If any taxpayer money needed to be spent, it would have been better spent making sure that the insurance subsidiaries of AIG were unaffected by the travails of the holding company. Astonishingly, the initial reaction by regulators was the reverse. Back in September, Eric Dinallo, the New York State Superintendent of Insurance and the man charged with protecting policyholders of AIG’s insurance subsidiaries, actually proposed sending $20 billion of capital FROM the relatively healthy insurance companies TO the sickly holding company.

It is unquestionable that some reasonably good valuations of the assets AIG FP had insured have been known all along. These valuations were, after all, the basis for the collateral calls. Now as values continue to fall, and AIG continues to weaken, we are being asked to cough up more money.
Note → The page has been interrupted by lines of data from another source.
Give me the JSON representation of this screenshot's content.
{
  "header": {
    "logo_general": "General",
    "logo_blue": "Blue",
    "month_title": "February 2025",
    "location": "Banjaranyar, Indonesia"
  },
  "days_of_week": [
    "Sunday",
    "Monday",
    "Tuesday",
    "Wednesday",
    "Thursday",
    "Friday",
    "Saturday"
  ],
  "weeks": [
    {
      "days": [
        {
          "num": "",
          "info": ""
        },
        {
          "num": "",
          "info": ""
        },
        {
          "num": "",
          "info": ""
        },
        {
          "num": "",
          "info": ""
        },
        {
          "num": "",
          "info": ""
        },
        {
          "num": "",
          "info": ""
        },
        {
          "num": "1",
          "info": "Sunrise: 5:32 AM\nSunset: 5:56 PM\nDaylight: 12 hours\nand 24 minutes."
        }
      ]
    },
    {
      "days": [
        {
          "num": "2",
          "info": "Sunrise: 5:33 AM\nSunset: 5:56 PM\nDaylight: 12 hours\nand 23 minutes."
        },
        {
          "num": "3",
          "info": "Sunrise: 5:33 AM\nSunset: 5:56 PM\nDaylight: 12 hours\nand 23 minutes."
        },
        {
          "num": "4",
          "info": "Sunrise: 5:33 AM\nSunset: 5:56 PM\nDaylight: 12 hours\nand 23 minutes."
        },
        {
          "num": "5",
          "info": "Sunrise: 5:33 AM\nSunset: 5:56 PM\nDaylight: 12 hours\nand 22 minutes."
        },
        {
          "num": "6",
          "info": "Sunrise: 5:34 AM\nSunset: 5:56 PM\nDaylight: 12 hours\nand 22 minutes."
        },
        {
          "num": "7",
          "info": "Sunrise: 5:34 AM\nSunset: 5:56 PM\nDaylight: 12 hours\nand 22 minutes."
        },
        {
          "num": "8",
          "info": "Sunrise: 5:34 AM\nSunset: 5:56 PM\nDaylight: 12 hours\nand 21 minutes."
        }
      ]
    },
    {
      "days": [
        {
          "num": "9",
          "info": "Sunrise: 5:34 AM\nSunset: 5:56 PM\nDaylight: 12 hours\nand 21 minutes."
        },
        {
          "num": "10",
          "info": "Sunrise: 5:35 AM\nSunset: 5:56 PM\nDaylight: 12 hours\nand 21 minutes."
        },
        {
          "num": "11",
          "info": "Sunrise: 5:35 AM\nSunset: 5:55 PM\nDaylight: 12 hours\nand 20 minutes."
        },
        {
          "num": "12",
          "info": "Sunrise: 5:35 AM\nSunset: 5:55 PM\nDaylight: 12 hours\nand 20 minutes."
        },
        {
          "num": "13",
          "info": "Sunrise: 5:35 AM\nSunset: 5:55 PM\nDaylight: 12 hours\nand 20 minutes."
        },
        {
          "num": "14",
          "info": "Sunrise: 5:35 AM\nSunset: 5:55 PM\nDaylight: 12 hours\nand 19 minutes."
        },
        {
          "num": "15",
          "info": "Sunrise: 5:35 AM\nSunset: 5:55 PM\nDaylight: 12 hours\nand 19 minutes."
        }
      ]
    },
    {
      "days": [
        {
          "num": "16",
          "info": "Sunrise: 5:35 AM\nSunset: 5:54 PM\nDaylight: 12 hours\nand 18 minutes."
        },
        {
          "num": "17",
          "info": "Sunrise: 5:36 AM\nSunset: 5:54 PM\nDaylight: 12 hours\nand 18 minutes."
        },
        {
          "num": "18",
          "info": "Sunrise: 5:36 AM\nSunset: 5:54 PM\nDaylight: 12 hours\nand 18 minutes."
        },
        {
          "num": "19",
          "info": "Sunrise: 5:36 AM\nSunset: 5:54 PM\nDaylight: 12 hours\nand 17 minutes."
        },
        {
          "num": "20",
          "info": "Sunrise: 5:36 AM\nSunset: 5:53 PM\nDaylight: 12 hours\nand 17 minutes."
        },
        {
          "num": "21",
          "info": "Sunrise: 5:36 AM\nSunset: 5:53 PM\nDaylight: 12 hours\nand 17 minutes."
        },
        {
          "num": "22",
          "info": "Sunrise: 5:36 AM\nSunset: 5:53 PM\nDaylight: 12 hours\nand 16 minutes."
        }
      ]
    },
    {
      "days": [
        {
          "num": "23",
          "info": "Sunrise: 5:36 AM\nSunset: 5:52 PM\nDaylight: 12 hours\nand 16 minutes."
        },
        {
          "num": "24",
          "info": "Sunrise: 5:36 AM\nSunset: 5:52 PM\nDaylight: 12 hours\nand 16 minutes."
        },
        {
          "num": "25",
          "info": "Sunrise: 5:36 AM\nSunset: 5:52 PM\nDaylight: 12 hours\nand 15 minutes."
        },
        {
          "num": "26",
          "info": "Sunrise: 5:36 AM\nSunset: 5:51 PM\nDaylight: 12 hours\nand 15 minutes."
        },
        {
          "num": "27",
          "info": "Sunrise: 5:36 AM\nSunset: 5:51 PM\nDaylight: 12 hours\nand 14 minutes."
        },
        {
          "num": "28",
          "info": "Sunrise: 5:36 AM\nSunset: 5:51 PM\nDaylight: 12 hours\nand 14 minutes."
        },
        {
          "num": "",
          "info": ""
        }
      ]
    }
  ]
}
AIG and its counterparties know the extent of the expected losses. One would hope Treasury Secretary Geithner and Fed Chairman Bernanke also know. Congress has not yet been given the full picture.

Congress is finally pressing for details on which firms AIG posted taxpayers’ money to. This is a good start. A fuller questioning would ask the following: Back in September, when the first funds were called for, what was the total mark-to-market loss on all of AIG FP’s exposures? The answer to this question is certainly knowable, and Congress has a right to demand it. If the expected losses were greater than September’s margin call, why was the scope of the problem not fully revealed?